With RV770, AMD made some big changes to its cache hierarchy and texture sampling architecture. Those are very much still apparent in Cypress, but there have been some tweaks made in the general architectural upscaling.
I mentioned earlier that there are 80 texture units across the entire Cypress GPU in its full fat form, but that only covers the chip's texture address capabilities. As a result, there's another way to look at the texture units when you take all of their capabilities into account and to save confusion, I've used slightly different terminology.
Each core has a texture sampler, which can handle four addresses, 16 FP32 samples and four FP32 filters per clock.
When everything is added up, the chip can now fetch 320 32-bit textures per clock (a rate of 272 billion 32-bit texture fetches per second) and bilinear filter 80 textures per clock (68 billion texels per second).
Cypress's texture cache hierarchy
There's support for several new block texture formats which were originally proposed by AMD and have been adopted for use with both 8-bit per channel and FP16 HDR texture formats, with the latter being a new addition with DirectX 11. Compression ratios of up to 6:1 are now possible thanks to the new compression algorithms, and DX11 also increases the maximum texture resolution to 16k by 16k pixels.
The L1 texture cache has remained unchanged in terms of size and associativity - it still has effectively unlimited access per clock cycle - but the increased core count means that the number of texture caches has doubled. There are now twenty 8KB L1 texture caches, meaning a total of 160KB L1 texture cache GPU-wide. The four L2 caches, which are associated with each of the four memory controllers, have doubled in capacity as well and are now 128KB each, meaning a total of 512KB across the GPU.

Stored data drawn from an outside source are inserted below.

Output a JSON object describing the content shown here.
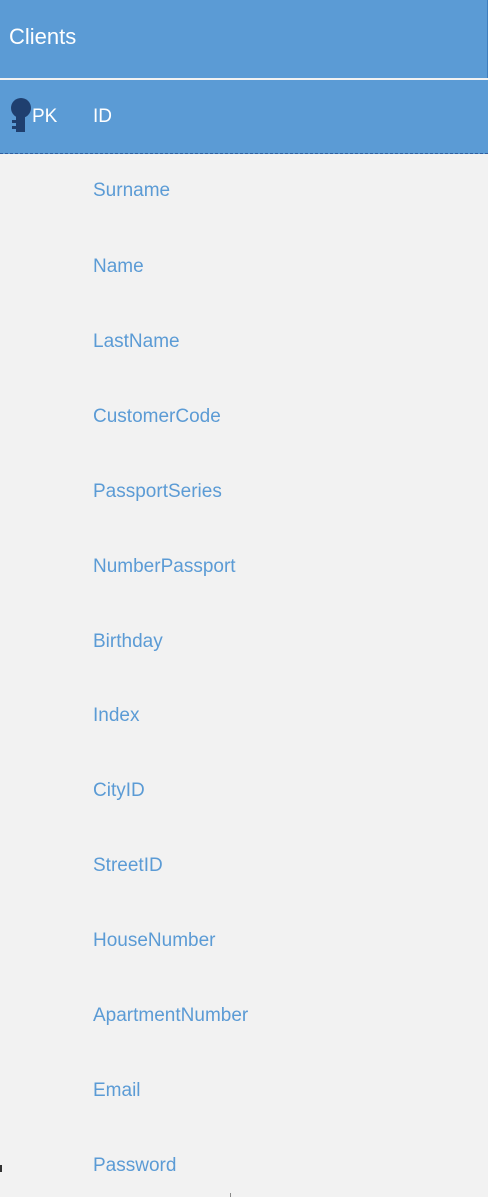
{
  "entity": {
    "title": "Clients",
    "primary_key": {
      "badge": "PK",
      "field": "ID"
    },
    "fields": [
      "Surname",
      "Name",
      "LastName",
      "CustomerCode",
      "PassportSeries",
      "NumberPassport",
      "Birthday",
      "Index",
      "CityID",
      "StreetID",
      "HouseNumber",
      "ApartmentNumber",
      "Email",
      "Password"
    ]
  },
  "colors": {
    "header_bg": "#5b9bd5",
    "body_bg": "#f2f2f2",
    "field_text": "#5b9bd5",
    "header_text": "#ffffff",
    "key_icon": "#1f3f6f"
  },
  "icons": {
    "primary_key": "key-icon"
  }
}
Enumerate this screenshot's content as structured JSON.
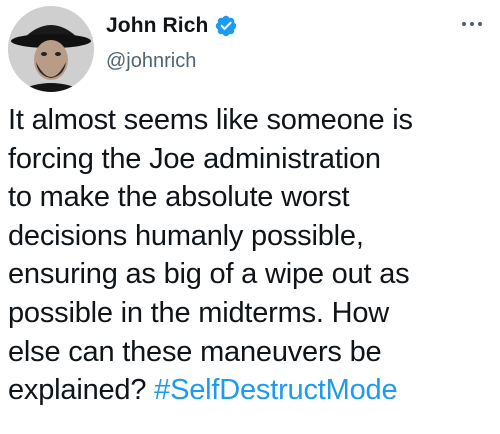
{
  "author": {
    "display_name": "John Rich",
    "handle": "@johnrich",
    "verified": true
  },
  "tweet": {
    "lines": [
      "It almost seems like someone is",
      "forcing the Joe administration",
      "to make the absolute worst",
      "decisions humanly possible,",
      "ensuring as big of a wipe out as",
      "possible in the midterms. How",
      "else can these maneuvers be"
    ],
    "last_line_text": "explained? ",
    "hashtag": "#SelfDestructMode"
  },
  "colors": {
    "text": "#0f1419",
    "secondary": "#536471",
    "accent": "#1d9bf0"
  },
  "icons": {
    "verified": "verified-badge-icon",
    "more": "more-options-icon"
  }
}
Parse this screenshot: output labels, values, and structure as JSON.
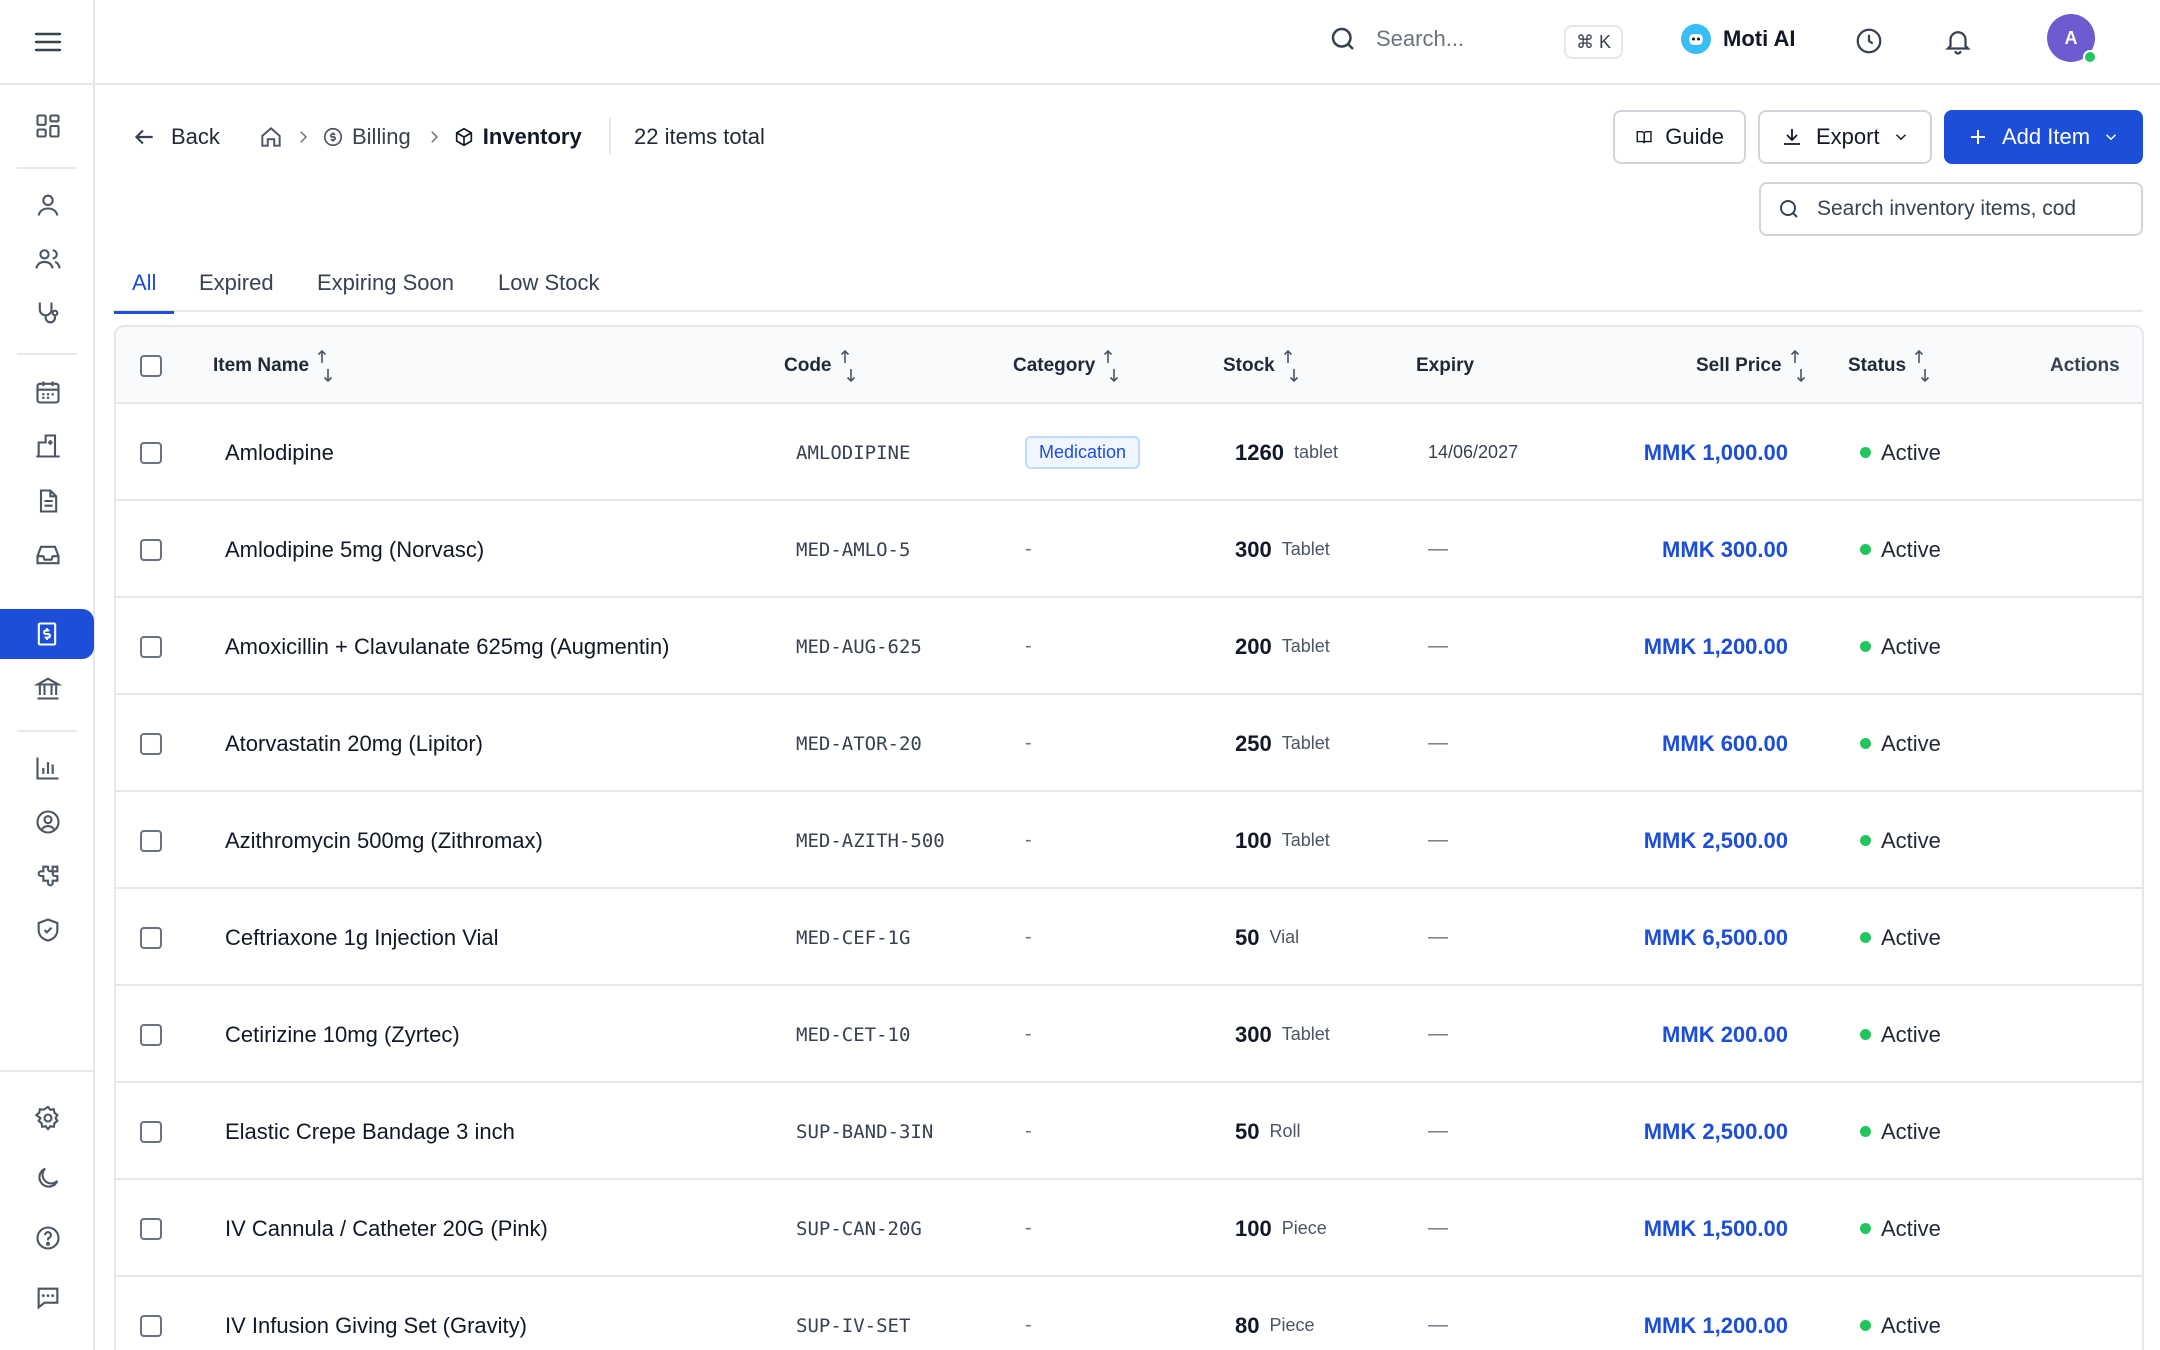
{
  "topbar": {
    "search_placeholder": "Search...",
    "shortcut": "⌘ K",
    "ai_label": "Moti AI",
    "avatar_initial": "A"
  },
  "header": {
    "back_label": "Back",
    "breadcrumb": [
      "Billing",
      "Inventory"
    ],
    "items_total": "22 items total",
    "guide_label": "Guide",
    "export_label": "Export",
    "add_item_label": "Add Item",
    "search_placeholder": "Search inventory items, cod"
  },
  "tabs": [
    "All",
    "Expired",
    "Expiring Soon",
    "Low Stock"
  ],
  "table": {
    "columns": [
      "Item Name",
      "Code",
      "Category",
      "Stock",
      "Expiry",
      "Sell Price",
      "Status",
      "Actions"
    ],
    "rows": [
      {
        "name": "Amlodipine",
        "code": "AMLODIPINE",
        "category": "Medication",
        "stock": "1260",
        "unit": "tablet",
        "expiry": "14/06/2027",
        "price": "MMK 1,000.00",
        "status": "Active"
      },
      {
        "name": "Amlodipine 5mg (Norvasc)",
        "code": "MED-AMLO-5",
        "category": "-",
        "stock": "300",
        "unit": "Tablet",
        "expiry": "—",
        "price": "MMK 300.00",
        "status": "Active"
      },
      {
        "name": "Amoxicillin + Clavulanate 625mg (Augmentin)",
        "code": "MED-AUG-625",
        "category": "-",
        "stock": "200",
        "unit": "Tablet",
        "expiry": "—",
        "price": "MMK 1,200.00",
        "status": "Active"
      },
      {
        "name": "Atorvastatin 20mg (Lipitor)",
        "code": "MED-ATOR-20",
        "category": "-",
        "stock": "250",
        "unit": "Tablet",
        "expiry": "—",
        "price": "MMK 600.00",
        "status": "Active"
      },
      {
        "name": "Azithromycin 500mg (Zithromax)",
        "code": "MED-AZITH-500",
        "category": "-",
        "stock": "100",
        "unit": "Tablet",
        "expiry": "—",
        "price": "MMK 2,500.00",
        "status": "Active"
      },
      {
        "name": "Ceftriaxone 1g Injection Vial",
        "code": "MED-CEF-1G",
        "category": "-",
        "stock": "50",
        "unit": "Vial",
        "expiry": "—",
        "price": "MMK 6,500.00",
        "status": "Active"
      },
      {
        "name": "Cetirizine 10mg (Zyrtec)",
        "code": "MED-CET-10",
        "category": "-",
        "stock": "300",
        "unit": "Tablet",
        "expiry": "—",
        "price": "MMK 200.00",
        "status": "Active"
      },
      {
        "name": "Elastic Crepe Bandage 3 inch",
        "code": "SUP-BAND-3IN",
        "category": "-",
        "stock": "50",
        "unit": "Roll",
        "expiry": "—",
        "price": "MMK 2,500.00",
        "status": "Active"
      },
      {
        "name": "IV Cannula / Catheter 20G (Pink)",
        "code": "SUP-CAN-20G",
        "category": "-",
        "stock": "100",
        "unit": "Piece",
        "expiry": "—",
        "price": "MMK 1,500.00",
        "status": "Active"
      },
      {
        "name": "IV Infusion Giving Set (Gravity)",
        "code": "SUP-IV-SET",
        "category": "-",
        "stock": "80",
        "unit": "Piece",
        "expiry": "—",
        "price": "MMK 1,200.00",
        "status": "Active"
      }
    ]
  }
}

Texture bandwidth has also been bolstered, with texture fetches from L1 cache happening at up to 1TB/sec (one terabyte per second) - that's more than double the L1 texture cache bandwidth available in RV770. I said so earlier, but it's worth reiterating again - that's a phenomenal amount of bandwidth. What's more, bandwidth between L1 and L2 caches has been increased to 435GB/sec from 384GB/sec on RV770 - another impressive figure.
D3D10 - 3DMark Vantage: Texture Fillrate
Multi-Texture Fillrate Test, Default Settings
ATI Radeon HD 5870 1GB
ATI Radeon HD 4890 1GB
Nvidia GeForce GTX 285 1GB
Nvidia GeForce 8800 GTX 768MB
ATI Radeon HD 3870 512MB
D3D9.0c - 3DMark06: Texture Fillrate
Single and Multi-Texture Fillrate Tests, Default Settings
While 3DMark Vantage incorrectly reports the actual throughput, it appears to scale correctly compared to the other texture filtering tests we've done; the graph shows the relative performance across the various GPU architecture generations using a DX10 texture format. Our 3DMark06 multi-texturing test shows that the HD 5870 manages to get very close to its theoretical peak texture sampling rate, despite the massive amount of texturing horsepower available.
This is unlike RV770/790, which didn't get to 80 per cent of its theoretical peak throughput and is more in line with what we've come to expect from Nvidia's hardware. It's likely thanks to the hugely improved bandwidth to the L1 texture cache - D3D RightMark's texture fillrate test effectively confirms this.